Posts Tagged ‘cornbread’

The Soul Of Comfort Food

Cornbread; Ain't Nothin' Wrong With That!

When I was younger, comfort food took on many forms.

Being half Trinidadian, if my mom was cooking it often meant some sort of roti and curry preparation to warm our hearts and bellies.  After my parents split and my dad took over the cooking for our household, it was a Sunday roast chicken redolent with paprika, garlic, onion and pepper with a side of fluffy stuffing.  Once I was considered old enough to cook on my own, my foods of choice were often plain, bland and white, including tall glasses of cold milk, hot buttered rice and large piles of creamy mashed potatoes – clearly my love of starchy white carbs was cultivated at a young age.

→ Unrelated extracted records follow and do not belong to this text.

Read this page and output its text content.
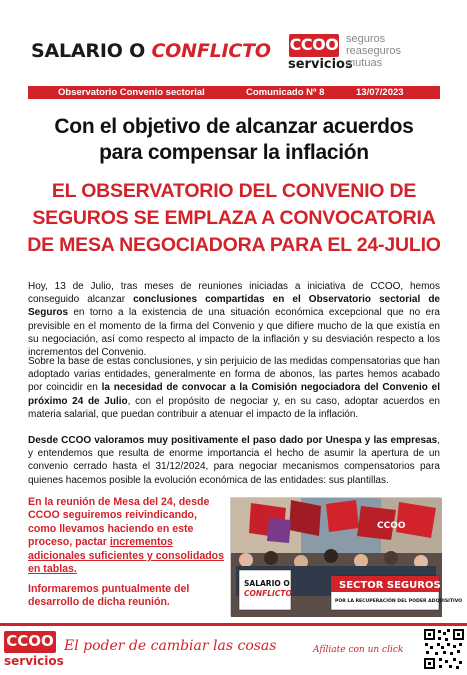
SALARIO O CONFLICTO CCOO
servicios
seguros
reaseguros
mutuas
Observatorio Convenio sectorial	Comunicado Nº 8	13/07/2023
Con el objetivo de alcanzar acuerdos
para compensar la inflación
EL OBSERVATORIO DEL CONVENIO DE
SEGUROS SE EMPLAZA A CONVOCATORIA
DE MESA NEGOCIADORA PARA EL 24-JULIO

Hoy, 13 de Julio, tras meses de reuniones iniciadas a iniciativa de CCOO, hemos conseguido alcanzar conclusiones compartidas en el Observatorio sectorial de Seguros en torno a la existencia de una situación económica excepcional que no era previsible en el momento de la firma del Convenio y que difiere mucho de la que existía en su negociación, así como respecto al impacto de la inflación y su desviación respecto a los incrementos del Convenio.

Sobre la base de estas conclusiones, y sin perjuicio de las medidas compensatorias que han adoptado varias entidades, generalmente en forma de abonos, las partes hemos acabado por coincidir en la necesidad de convocar a la Comisión negociadora del Convenio el próximo 24 de Julio, con el propósito de negociar y, en su caso, adoptar acuerdos en materia salarial, que puedan contribuir a atenuar el impacto de la inflación.

Desde CCOO valoramos muy positivamente el paso dado por Unespa y las empresas, y entendemos que resulta de enorme importancia el hecho de asumir la apertura de un convenio cerrado hasta el 31/12/2024, para negociar mecanismos compensatorios para quienes hacemos posible la evolución económica de las entidades: sus plantillas.

En la reunión de Mesa del 24, desde CCOO seguiremos reivindicando, como llevamos haciendo en este proceso, pactar incrementos adicionales suficientes y consolidados en tablas.

Informaremos puntualmente del desarrollo de dicha reunión.

CCOO
SALARIO O
CONFLICTO
SECTOR SEGUROS
POR LA RECUPERACIÓN DEL PODER ADQUISITIVO
CCOO
servicios
El poder de cambiar las cosas	Afíliate con un click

These days comfort food in our household usually means homemade macaroni and cheese (prepared with creme fraiche, parmagiano, manchego and chevre instead of nuclear cheese food), baked panko crusted sriracha nuggets or my aunt’s Christmas morning poached chicken salad that the Everyman fell in love with while we were there for the holidays.  While the spirit of the dishes remains the same, the ingredients and methods have certainly gone more upmarket to account for our more refined tastes and preferences than what we would have settled for as kids.

The one comfort food genre that I’ve never really dabbled much in was Southern food.  I like cornbread, fried chicken, BBQ and all the other stereotypical fare as much as the next person, but I generally don’t make much of it at home.  But between this article about Hank’s new Southern dinner menu and the return of more wintry weather recently, I was suddenly craving something heartier and more rib-sticking than normal. Over the years I’ve enjoyed all of the components of the dish I made last night separately, but I never bothered to put them all together as one before.  It’s far from authentic Southern or Caribbean fare but dang, it does taste good.

To begin I soaked half a pound of red beans overnight, then simmered them in several inches of water until they were mostly tender.  In the meantime, I sautéed several links of a homemade spicy poblano sausage I had in the freezer with some chopped celery, onion, thyme, cumin and cayenne until the whole upper level of our house was nose-tinglingly fragrant.  Once the sausage and veggies were well browned, I added a handful of frozen stock cubes and scraped the bottom of the pan with a spoon.  At this point I put on water to boil for a pot of brown rice.  Draining the beans in a colander, I added them back to their pan with the remaining sausage/veggie/broth mixture as well as a few fresh bay leaves, then covered and simmered again.  In the interim I mixed up a cornbread batter and slid it into a preheated blackened frying pan.  Once the cornbread was mostly cooked through I grated a large dusting of peppered pecorino on top of it and returned it to the oven to brown.  When everything was ready I served the sausage and bean mixture atop a mountain of brown rice with a wedge of crispy cornbread on the side.